25/01/2022
Le plaisir de ce petit dessin ; un plan, deux élévations de façades ; il n’en faut pas tellement plus pour présenter une architecture, pour présenter une idée.
Ce croquis n'est pas mon premier, ni même mon dernier et il n'est pas l'œuvre d'un architecte. Ce dessin c'est ma représentation personnelle de la vie, la représentation d’un rêve.
Depuis tout petit je crée des plans, façades ou maquettes de maison. Tu commences par prendre une craie et tu dessines des pièces sur le trottoir. « -Ici, c’est ma chambre et son grand lit, puis là, c’est la cuisine et la salle de bain… ». Ces envies que tu évoques sur le sol, elles te font rêver jusqu’au petit matin, celui-là même qui a laissé passer la pluie pendant la nuit. Tempi, aujourd’hui, je me raconterai une nouvelle histoire…

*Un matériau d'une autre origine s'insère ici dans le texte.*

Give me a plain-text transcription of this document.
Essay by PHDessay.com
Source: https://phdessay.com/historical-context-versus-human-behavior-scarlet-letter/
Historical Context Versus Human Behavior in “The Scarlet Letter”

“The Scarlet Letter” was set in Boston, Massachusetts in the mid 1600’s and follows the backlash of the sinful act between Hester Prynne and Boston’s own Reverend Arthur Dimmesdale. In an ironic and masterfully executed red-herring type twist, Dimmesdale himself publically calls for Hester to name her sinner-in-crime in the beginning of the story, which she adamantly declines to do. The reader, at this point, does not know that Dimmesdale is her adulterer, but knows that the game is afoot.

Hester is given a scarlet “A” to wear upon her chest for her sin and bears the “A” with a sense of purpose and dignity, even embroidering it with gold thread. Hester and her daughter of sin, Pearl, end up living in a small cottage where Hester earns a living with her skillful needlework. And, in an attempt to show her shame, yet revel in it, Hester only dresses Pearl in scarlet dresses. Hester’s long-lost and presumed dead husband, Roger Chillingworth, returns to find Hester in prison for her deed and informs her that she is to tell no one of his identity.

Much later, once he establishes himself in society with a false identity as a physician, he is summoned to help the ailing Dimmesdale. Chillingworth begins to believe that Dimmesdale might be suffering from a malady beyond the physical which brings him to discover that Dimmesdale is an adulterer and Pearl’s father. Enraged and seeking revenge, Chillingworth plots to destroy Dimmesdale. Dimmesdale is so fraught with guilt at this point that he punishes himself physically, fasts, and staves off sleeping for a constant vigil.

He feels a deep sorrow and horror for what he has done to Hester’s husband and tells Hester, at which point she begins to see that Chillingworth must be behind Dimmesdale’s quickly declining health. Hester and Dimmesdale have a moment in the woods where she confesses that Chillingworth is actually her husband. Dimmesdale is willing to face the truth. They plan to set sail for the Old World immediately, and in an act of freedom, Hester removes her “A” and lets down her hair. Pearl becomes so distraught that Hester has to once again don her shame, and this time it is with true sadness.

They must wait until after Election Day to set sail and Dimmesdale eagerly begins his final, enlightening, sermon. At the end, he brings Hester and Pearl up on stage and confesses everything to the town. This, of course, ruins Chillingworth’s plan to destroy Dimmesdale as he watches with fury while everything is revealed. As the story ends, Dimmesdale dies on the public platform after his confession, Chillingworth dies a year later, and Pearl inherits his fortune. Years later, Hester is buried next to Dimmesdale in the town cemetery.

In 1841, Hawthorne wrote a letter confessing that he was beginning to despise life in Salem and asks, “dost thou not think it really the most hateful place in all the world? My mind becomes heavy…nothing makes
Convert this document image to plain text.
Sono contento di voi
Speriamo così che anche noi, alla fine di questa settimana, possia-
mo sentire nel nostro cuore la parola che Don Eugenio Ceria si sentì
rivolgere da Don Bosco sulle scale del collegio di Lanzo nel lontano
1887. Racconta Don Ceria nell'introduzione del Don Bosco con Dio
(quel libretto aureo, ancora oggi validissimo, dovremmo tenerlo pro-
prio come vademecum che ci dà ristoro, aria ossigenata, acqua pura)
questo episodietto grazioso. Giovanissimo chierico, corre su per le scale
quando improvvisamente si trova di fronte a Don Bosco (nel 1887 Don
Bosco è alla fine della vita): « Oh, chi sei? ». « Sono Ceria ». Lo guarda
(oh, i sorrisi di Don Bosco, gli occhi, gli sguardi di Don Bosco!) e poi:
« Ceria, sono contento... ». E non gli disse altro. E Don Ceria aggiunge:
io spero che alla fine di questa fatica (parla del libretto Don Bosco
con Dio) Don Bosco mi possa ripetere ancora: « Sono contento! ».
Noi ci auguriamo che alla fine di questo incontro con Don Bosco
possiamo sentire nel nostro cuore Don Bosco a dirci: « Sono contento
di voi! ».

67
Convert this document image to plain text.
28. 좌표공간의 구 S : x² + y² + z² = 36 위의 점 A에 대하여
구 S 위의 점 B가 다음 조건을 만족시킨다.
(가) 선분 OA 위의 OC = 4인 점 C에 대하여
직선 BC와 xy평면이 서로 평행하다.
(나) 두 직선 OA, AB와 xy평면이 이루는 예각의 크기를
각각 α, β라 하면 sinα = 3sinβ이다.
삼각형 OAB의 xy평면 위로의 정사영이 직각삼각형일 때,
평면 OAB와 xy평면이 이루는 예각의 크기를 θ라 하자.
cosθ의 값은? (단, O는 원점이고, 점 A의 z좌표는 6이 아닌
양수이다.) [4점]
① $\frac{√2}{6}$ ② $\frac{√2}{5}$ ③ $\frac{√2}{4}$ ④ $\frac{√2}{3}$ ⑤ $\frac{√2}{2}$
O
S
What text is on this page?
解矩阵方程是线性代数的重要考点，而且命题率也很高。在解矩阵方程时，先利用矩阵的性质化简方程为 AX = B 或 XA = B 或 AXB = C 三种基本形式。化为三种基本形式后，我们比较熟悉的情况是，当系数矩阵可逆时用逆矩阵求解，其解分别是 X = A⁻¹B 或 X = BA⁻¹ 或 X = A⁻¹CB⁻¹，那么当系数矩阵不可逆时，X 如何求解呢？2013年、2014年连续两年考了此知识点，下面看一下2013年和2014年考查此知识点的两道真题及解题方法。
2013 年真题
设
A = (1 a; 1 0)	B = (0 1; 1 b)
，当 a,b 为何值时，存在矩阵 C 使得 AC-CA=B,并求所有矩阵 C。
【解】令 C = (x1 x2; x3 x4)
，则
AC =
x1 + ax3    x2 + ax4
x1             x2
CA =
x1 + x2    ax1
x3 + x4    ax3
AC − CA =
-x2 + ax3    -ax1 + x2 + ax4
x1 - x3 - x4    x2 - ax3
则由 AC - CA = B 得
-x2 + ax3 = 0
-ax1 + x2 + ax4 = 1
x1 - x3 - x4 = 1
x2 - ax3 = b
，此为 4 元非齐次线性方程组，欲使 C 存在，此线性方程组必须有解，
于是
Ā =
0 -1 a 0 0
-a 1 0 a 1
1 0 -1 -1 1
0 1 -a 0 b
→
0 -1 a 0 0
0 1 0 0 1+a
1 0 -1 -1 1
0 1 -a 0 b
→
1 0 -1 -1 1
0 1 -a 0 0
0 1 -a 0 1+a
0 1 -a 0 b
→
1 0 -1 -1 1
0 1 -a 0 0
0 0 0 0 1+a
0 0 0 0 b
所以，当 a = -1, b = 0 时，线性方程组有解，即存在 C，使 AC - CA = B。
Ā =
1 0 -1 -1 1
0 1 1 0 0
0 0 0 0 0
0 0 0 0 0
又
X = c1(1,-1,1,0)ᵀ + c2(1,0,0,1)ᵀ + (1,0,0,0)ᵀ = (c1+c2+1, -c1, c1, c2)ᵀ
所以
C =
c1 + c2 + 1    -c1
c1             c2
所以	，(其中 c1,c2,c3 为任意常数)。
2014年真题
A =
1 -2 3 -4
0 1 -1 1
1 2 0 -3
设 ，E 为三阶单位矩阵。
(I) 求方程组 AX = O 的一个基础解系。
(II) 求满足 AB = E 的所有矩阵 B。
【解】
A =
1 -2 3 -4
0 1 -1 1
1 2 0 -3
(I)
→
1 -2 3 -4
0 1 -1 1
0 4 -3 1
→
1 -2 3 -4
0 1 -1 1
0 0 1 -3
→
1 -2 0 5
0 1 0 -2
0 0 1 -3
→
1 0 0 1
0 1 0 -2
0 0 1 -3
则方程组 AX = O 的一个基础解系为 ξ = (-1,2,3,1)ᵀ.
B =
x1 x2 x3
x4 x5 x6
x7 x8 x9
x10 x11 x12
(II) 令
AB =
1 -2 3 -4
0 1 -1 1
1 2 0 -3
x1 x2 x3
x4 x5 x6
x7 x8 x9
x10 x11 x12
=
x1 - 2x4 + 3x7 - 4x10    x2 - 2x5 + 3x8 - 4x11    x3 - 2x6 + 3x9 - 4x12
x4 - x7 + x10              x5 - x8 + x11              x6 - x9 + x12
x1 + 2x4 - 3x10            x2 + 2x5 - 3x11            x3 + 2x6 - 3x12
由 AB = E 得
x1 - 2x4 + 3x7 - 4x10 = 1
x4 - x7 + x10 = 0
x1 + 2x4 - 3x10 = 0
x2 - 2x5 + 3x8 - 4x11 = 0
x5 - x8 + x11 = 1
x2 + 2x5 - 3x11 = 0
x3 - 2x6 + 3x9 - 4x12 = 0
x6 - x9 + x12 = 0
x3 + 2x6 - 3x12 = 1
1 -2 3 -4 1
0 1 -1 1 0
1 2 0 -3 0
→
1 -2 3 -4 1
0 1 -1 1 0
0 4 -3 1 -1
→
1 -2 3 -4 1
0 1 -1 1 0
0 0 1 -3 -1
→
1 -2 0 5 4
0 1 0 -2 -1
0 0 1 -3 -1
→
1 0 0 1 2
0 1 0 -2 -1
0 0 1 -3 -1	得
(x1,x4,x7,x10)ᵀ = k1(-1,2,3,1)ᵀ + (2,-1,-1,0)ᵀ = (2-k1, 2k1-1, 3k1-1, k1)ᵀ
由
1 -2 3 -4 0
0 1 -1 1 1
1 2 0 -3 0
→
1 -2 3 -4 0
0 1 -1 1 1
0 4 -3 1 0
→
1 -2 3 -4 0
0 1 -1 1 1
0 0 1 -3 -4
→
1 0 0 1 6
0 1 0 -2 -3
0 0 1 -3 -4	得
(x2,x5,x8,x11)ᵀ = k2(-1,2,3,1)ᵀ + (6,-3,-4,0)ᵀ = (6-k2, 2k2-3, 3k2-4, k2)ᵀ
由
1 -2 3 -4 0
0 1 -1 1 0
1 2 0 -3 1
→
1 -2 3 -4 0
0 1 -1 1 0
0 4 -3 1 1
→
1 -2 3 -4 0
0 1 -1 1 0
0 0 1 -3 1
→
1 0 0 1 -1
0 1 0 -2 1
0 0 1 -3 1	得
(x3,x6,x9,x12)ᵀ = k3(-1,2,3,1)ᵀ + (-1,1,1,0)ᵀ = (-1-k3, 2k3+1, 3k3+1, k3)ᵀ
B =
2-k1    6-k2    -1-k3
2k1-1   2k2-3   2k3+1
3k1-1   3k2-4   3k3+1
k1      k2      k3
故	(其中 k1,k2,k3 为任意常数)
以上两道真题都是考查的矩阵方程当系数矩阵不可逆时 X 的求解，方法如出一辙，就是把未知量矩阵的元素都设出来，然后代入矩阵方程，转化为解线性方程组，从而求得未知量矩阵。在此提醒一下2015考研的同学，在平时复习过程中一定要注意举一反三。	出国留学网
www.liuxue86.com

Ensuite, tu changes la forme, le rêve devient plus précis. Pour concevoir une maison il ne faut pas que le programme, on a besoin d’habitants et de tous un tas d’objets utile à la vie. Alors, tu prends les catalogues Laredoute ou 3 suisses, tu découpes dedans, choisissant les éléments d’une vie de rêve. Sur une grande feuille tu dessines le plan de la maison sur lequel tu colles le mobilier. Sur une autre page, la tête de l’ensemble des membres de ta future famille, après avoir bien pris le temps de les choisir en fonction des modèles disponibles.
Vient le temps des voitures, ces petits véhicules de collection que tu fais rouler et rouler sur le sol jusqu’à rayer le parquet. Le véhicule, qui est un élément indispensable aux déplacements, vient bouleverser ma perception. La maison devient alors « l’objet » comme lieu de stationnement de mes petites voitures. Mes conceptions jusqu’ici toujours réalisées en plan prennent du volume. Les feuilles cansons se plient à l’aide de ciseaux et de colle pour offrir une jolie forme concrétisant l’étape ultime de la création.
Avec le temps on grandit et pour moi le plaisir d’imaginer des lieux de vies ne s’amoindrit pas. Sur ce projet l’entrée principale pourrait ouvrir sur un jardin privé, une première étape vers une sphère semi-privée sans pour autant laisser entrer n’importe qui à l’intérieur. Là-bas, le papa pourrait cuisiner tout en ayant un regard sur sa voiture de collection, stationnée sous le préau. Puis, la maman pourrait tranquillement travailler dans le séjour, télétravail oblige, avec une vue profonde offerte sur le jardin. C’est toujours sympa de perdre les frontières entre le dehors et le dedans. Les enfants, on ne les oubliera pas, on les entend déjà crier depuis le salon à l’étage, grâce à la double hauteur ouverte sur le couloir d’entrée. Et s’il y a trop de bruit, ils pourront chacun monter un étage plus haut pour retrouver la sérénité de leurs chambres.
Des histoires comme celle-ci, il y en a à chaque coup de crayon. L’architecture n’est pas seulement une « jolie image » ou un besoin inconditionnel de faire « comme les autres », ou « plus grand », « plus beau ». C’est avant tout une histoire qui se raconte, puis qui se vie, au travers d’espaces s’entremêlent pour offrir ensuite une multitude d’opportunités de vivres.